I'll try to share some information that might be helpful.
The fwd process runs on both the gateway and the log server / CLM. On the gateway side it is responsible for formatting the logs and sending them over the network. In high log rates, this can be quite compute intensive and indeed this process is single threaded so we might reach a bottleneck. In light of growing demand for more logs and more powerful gateways, we are developing a project that will allow multi-process fwd. Instead of making it multi-threaded, we will run multiple instances and greatly increase the maximum log throughput. This project will probably be targeted for R81.30, but we might have something earlier if someone is interested in an alpha.
On the log server side, fwd is responsible for accepting the logs and writing them into log files. On this end, fwd is actually simpler and less compute intensive. Most performance issues that we see on the log server are related to indexing and querying, since those operations have to "crunch" a lot of data. R81 brought significant performance improvements to both indexing and queries with the updated Solr indexing engine. R81.10 brought another enhancement that lets you distribute logs from a single gateway to multiple log servers / CLMs. This greatly helps with the scenario of a very powerful gateway with a lot of logging that exceeds the indexing capacity of a single log server. It also handles redundancy in a much more elegant way.

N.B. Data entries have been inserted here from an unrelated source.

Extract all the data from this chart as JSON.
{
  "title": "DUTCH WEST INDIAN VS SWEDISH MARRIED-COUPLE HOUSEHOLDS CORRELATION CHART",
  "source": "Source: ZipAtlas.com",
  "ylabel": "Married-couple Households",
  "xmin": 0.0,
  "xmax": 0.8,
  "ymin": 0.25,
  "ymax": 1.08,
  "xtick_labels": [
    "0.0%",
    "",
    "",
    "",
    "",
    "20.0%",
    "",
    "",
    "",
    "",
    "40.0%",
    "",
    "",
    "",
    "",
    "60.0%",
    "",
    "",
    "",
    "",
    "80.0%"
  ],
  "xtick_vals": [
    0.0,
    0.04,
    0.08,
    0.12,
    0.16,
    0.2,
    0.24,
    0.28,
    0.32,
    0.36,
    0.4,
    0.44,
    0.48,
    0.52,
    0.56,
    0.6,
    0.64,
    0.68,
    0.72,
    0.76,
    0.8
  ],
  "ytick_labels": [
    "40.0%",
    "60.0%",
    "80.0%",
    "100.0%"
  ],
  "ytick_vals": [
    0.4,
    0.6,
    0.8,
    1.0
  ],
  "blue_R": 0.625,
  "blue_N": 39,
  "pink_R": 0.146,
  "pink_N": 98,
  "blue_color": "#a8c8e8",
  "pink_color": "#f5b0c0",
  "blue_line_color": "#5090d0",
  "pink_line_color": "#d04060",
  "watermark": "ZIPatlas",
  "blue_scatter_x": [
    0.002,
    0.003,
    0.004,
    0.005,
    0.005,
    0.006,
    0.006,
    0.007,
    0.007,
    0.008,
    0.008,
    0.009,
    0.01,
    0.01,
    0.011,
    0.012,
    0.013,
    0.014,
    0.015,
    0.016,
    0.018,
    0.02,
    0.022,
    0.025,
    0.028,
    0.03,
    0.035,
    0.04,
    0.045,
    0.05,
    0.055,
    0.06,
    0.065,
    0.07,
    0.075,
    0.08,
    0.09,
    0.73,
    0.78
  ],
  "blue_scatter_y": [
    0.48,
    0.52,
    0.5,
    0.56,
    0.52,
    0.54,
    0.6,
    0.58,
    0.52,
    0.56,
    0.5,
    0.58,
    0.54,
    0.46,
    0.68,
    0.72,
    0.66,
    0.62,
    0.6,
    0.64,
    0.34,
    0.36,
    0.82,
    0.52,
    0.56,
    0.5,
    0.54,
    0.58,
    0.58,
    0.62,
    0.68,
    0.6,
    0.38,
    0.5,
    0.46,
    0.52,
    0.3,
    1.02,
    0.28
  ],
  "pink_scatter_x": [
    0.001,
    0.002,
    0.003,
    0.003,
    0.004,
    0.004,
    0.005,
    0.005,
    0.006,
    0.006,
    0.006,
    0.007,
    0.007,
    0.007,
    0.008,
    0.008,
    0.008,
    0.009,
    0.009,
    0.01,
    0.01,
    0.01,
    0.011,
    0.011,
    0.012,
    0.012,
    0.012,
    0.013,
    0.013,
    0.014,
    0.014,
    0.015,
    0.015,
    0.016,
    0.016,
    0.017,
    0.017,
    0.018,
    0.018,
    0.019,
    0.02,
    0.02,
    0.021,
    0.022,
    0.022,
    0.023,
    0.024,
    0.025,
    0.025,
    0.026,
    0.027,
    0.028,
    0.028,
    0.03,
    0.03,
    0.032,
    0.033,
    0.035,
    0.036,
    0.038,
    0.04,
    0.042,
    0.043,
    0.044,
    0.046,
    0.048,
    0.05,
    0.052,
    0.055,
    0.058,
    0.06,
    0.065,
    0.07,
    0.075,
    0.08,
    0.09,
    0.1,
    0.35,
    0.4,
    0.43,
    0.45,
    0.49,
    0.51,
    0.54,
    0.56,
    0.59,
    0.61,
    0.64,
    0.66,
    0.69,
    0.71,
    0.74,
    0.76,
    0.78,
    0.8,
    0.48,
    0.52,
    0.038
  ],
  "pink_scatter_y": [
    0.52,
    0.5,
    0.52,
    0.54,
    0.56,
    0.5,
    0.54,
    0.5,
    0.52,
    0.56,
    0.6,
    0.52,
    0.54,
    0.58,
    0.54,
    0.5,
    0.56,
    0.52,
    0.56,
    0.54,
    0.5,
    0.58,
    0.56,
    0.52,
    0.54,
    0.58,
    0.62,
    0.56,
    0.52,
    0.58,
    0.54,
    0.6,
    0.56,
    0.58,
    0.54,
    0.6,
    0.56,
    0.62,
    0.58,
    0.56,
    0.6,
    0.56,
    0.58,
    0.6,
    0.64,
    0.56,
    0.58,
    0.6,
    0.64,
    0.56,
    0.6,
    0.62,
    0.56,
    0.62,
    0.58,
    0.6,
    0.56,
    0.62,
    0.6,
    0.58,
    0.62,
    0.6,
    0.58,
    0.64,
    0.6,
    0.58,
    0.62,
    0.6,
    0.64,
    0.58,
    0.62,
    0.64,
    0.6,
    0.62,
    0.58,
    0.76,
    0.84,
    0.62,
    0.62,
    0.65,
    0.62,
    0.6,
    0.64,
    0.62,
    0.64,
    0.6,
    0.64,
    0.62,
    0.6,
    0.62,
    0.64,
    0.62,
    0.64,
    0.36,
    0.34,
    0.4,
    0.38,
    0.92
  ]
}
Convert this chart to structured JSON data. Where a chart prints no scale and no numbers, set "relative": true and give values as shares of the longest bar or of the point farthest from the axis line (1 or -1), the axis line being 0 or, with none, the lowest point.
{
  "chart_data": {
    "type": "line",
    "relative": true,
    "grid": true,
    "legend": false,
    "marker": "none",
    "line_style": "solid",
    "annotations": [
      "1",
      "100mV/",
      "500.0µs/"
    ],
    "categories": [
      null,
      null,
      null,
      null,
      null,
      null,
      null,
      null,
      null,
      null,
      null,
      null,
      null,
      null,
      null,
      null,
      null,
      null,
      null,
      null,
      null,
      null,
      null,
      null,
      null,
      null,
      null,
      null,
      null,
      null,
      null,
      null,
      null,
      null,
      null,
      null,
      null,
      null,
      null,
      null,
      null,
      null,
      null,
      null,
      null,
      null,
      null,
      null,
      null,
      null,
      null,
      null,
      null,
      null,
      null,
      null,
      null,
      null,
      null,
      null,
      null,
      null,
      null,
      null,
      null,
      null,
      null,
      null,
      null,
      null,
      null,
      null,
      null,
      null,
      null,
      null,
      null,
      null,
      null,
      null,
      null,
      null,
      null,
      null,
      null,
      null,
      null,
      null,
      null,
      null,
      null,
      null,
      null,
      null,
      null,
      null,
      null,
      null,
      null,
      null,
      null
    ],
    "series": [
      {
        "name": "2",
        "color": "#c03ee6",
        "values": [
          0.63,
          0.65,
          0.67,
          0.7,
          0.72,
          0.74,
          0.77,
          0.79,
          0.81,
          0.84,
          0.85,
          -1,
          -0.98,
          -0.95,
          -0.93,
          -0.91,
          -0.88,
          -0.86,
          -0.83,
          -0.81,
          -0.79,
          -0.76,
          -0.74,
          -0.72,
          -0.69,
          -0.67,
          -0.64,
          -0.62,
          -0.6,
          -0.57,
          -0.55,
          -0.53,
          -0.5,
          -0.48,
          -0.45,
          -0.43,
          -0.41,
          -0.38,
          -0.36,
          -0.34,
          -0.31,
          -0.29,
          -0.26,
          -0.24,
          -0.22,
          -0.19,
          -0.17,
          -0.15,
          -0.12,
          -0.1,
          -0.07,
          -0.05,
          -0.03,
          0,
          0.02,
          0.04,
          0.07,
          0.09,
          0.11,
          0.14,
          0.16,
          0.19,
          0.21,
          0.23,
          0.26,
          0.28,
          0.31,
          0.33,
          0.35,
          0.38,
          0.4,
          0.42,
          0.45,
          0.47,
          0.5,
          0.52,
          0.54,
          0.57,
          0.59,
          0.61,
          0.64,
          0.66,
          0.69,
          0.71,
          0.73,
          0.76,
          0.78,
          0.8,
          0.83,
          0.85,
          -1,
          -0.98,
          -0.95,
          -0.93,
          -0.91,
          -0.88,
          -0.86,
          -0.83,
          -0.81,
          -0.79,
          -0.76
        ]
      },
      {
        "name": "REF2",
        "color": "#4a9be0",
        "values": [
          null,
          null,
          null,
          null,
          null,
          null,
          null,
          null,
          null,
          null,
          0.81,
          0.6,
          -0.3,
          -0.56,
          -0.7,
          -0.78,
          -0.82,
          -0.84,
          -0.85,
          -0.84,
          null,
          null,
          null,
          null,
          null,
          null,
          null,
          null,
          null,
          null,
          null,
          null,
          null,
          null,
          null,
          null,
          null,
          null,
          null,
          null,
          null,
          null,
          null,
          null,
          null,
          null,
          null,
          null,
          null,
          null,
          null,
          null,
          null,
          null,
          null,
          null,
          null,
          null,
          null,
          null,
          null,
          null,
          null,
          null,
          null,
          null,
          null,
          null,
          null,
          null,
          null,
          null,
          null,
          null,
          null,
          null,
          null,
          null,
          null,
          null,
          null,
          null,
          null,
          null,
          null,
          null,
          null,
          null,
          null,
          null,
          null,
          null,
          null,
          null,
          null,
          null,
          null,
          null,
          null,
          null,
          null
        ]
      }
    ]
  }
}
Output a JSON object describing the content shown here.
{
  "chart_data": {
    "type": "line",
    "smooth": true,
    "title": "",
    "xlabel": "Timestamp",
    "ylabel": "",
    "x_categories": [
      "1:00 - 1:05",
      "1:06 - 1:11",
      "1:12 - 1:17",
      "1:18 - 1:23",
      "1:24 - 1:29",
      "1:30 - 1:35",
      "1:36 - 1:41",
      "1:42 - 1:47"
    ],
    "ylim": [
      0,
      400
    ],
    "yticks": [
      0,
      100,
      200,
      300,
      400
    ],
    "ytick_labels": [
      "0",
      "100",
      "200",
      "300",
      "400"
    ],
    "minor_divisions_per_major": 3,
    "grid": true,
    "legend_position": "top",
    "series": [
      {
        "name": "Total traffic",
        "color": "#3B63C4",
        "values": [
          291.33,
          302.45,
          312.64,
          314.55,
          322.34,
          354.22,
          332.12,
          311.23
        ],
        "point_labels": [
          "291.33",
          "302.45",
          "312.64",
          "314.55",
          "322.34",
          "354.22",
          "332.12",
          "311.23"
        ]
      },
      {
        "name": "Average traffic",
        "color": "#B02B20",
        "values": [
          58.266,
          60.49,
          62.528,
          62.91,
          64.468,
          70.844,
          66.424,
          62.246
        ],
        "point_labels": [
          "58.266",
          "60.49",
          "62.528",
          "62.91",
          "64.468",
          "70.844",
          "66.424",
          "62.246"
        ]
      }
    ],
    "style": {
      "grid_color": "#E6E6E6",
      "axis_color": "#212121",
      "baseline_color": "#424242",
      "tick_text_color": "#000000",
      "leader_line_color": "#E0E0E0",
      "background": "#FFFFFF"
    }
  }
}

In your case, it indeed looks like fwd is maxing out on CPU. Beyond a stronger CPU or splitting to multiple log servers, I can suggest a few more things to check:
1) Since you are running on a virtualized environment, verify that resources are reserved for your MLM and not shared with other VMs.
2) Check if IO is high.
3) Check if you have many logs of type "Alert". You can check the rulebase "Track" definition, or do a query on the logs. Handling alerts in fwd adds additional computation flows and in large numbers might increase the load on it.